Summary: This Work Package will examine the control and performance of storage assets at the equipment level and also on the wider grid scale, blending the use of physical pilot plants with high performance simulation using the WP2 models, realtime data links and hardware-in-the-loop techniques. The increasing use of renewable and distributed energy resources coupled with the emergence of new forms of electrical load such as vehicle charging is creating a range of evolving challenges for the operation and management of electricity networks. Energy storage offers a potential solution to reconcile supply and demand in future generation-limited low carbon grids, but many questions remain with regard to the type of storage, its size and location, the control and coordination between storage systems and generators, the through-life costs and the business models that will incentivise / reward storage providers. The diverse grid requirements range from high-energy, bulk buffering for renewables, or heavy industry, to rapid response ancillary services for grid reinforcement, such as frequency regulation and stability management.
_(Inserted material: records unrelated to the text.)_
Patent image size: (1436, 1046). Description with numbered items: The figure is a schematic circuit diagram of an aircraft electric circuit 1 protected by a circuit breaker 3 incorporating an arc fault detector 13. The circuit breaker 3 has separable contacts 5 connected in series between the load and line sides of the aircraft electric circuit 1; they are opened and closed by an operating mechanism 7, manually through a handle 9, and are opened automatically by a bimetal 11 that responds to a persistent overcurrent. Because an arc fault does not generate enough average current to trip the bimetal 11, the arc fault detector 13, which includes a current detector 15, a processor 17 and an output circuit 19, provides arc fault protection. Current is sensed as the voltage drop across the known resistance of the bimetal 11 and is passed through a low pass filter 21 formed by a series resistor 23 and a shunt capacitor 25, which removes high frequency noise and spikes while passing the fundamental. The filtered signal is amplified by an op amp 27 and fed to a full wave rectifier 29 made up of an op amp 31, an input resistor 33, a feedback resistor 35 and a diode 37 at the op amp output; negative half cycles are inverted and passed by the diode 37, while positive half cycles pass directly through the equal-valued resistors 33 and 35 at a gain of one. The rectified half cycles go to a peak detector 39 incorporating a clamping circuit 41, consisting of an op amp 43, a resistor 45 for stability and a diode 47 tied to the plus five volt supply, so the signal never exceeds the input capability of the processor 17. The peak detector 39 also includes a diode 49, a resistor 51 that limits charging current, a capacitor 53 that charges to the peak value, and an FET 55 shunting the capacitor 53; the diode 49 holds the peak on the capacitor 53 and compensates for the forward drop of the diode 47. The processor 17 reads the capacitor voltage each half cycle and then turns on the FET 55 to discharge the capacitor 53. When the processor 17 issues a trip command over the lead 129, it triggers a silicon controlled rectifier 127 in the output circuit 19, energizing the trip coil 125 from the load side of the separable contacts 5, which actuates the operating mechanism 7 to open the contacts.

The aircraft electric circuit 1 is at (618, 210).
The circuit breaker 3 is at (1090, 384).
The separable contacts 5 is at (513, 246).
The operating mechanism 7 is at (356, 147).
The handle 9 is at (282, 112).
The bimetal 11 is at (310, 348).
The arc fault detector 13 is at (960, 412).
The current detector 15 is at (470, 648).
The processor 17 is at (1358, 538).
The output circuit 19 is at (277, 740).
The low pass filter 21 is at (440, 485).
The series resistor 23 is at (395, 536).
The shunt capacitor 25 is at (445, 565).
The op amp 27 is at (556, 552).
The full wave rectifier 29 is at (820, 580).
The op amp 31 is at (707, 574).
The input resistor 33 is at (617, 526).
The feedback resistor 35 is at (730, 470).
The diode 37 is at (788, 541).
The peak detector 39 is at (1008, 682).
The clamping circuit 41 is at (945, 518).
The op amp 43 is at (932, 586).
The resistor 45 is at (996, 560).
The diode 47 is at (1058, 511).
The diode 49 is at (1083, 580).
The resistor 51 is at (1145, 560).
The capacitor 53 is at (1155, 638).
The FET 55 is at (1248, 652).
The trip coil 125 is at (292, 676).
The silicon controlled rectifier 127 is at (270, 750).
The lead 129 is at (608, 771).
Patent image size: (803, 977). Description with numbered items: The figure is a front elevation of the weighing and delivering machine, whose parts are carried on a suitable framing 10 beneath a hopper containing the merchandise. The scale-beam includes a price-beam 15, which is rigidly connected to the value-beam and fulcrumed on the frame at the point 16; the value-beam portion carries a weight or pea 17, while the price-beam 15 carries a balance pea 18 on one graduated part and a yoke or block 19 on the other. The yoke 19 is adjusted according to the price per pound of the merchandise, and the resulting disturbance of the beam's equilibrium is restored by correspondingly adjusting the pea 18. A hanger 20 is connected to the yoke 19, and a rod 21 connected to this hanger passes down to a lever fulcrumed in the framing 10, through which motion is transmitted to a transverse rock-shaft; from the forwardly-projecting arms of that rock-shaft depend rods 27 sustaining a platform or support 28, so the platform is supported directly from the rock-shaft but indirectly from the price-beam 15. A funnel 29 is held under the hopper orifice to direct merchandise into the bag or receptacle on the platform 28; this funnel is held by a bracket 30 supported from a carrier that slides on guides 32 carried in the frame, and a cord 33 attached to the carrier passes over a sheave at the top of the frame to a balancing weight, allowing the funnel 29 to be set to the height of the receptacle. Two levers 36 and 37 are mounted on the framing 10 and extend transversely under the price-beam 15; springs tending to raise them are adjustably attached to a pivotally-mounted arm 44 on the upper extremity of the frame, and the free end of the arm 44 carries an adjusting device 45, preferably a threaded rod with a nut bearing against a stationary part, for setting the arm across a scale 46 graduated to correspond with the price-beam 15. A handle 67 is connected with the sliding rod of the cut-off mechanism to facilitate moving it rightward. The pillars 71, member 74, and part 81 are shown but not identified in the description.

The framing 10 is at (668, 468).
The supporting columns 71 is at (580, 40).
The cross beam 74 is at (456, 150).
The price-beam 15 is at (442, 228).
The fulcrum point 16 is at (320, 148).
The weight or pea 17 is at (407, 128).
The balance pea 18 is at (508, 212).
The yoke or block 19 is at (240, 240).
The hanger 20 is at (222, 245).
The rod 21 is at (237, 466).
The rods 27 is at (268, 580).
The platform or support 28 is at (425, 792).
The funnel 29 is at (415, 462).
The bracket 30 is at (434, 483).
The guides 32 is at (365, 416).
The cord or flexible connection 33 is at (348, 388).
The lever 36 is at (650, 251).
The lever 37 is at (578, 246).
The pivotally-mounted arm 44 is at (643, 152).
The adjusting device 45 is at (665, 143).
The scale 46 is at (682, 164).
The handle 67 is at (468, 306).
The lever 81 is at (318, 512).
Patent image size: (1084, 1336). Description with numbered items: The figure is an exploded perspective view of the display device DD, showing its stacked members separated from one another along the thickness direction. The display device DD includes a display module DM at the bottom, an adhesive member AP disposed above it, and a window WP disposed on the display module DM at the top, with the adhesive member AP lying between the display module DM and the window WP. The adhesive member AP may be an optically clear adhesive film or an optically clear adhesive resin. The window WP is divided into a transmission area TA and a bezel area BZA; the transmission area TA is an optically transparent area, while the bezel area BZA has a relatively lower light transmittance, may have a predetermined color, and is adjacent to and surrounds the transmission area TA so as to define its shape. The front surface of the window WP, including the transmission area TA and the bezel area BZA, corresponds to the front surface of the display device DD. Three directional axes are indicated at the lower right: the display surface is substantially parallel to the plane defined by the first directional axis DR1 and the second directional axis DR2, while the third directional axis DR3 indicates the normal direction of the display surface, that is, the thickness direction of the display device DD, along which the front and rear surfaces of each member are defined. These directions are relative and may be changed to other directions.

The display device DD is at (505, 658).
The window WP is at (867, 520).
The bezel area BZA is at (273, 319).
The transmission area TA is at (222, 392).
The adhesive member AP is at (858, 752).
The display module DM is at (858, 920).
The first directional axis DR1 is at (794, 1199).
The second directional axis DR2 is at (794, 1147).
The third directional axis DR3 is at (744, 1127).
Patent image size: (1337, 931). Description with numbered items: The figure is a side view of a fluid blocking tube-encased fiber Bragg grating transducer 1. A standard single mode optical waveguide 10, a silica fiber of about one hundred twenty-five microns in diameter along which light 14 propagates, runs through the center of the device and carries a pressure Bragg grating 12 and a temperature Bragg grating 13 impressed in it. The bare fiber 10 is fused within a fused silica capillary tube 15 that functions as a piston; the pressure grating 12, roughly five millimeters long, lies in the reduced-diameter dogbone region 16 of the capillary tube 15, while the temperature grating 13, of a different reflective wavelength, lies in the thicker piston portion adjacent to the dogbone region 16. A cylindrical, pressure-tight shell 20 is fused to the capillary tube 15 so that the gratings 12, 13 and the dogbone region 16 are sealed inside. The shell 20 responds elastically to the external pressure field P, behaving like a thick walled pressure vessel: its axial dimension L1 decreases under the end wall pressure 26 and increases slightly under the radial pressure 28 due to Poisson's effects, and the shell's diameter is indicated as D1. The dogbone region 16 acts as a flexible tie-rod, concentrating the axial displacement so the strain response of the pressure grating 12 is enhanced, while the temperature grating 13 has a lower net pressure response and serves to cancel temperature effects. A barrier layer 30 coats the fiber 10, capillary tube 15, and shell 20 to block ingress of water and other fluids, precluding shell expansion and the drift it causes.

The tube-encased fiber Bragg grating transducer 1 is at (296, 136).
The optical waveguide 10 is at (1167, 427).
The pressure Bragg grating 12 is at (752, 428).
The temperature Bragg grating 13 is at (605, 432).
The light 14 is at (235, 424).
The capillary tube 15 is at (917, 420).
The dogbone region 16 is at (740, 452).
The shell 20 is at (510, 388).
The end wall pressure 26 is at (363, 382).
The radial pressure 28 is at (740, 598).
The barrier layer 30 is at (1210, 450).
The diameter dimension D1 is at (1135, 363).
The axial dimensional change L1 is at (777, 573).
The research addresses the overarching question: how can we meet current and future system needs through control and integration of technologies with different characteristics (response times, power/energy ratios, lifetime, cycling), operating as single entities or as virtual power plants (VPPs). There are three work areas which draw specifically on the large-scale facilities that have been established through the capital grant and wherever possible build collaborative links between the complementary strands of research in the consortium

Task 3.1 Electrochemical storage system design, operation and optimisation

Task 3.2 Thermal storage system design / operation and optimisation

Task 3.3 Grid-wide control and coordination

WP4 – UK Energy Storage Observatory

Lead: Dr Jonathan Radcliffe, University of Birmingham

Summary: The primary aim of this WP is to assess data and disseminate information from the energy storage capital grant facilities, maximising the value of those investments. Dissemination will be through a national ‘observatory’ for energy storage: this web-based portal will hold information on the facilities, research outputs from WPs 1 - 3, and provide access to data from operational runs of the pilot plants. We will also assess the performance of the pilot plants, over time, against performance metrics, using the captured data.  Whilst there is a growing number of energy storage demonstrator sites in the UK and globally, there is little data available on their operation. As well as experimental research equipment, the capital grants funded the building of energy storage pilot plants on university campuses at Birmingham, Manchester, Newcastle and Nottingham, together with the Sheffield facility at Willenhall on a public distribution network. These test-beds will allow systematic and comparative studies of energy storage technologies to an extent that is not possible with industrial demonstrators. It will allow sharing of data between centres and with others, with the technology options assessed side-by-side, to identify gaps and inform future policy and innovation decisions. By creating a network of such national facilities, and providing access to their output through a national energy storage observatory, the UK can be established as an innovation hub. We will make use of existing RCUK facilities through UKERC’s Energy Data Centre, which is run by STFC’s Energy Research Unit and stores data in the Centre for Environmental Data Analysis (CEDA) – a well-established national data repository. We will also engage with the wider energy programme where projects need to parametrise energy storage into systems models.  Although outside the scope of this project we will explore how data from other demonstration activities in the UK (for example, those publically funded by Ofgem and DECC) and Europe can be incorporated into the observatory, and grow it as a resource. We have support from Government and industry to pursue this activity – described in the Pathways to Impact statement.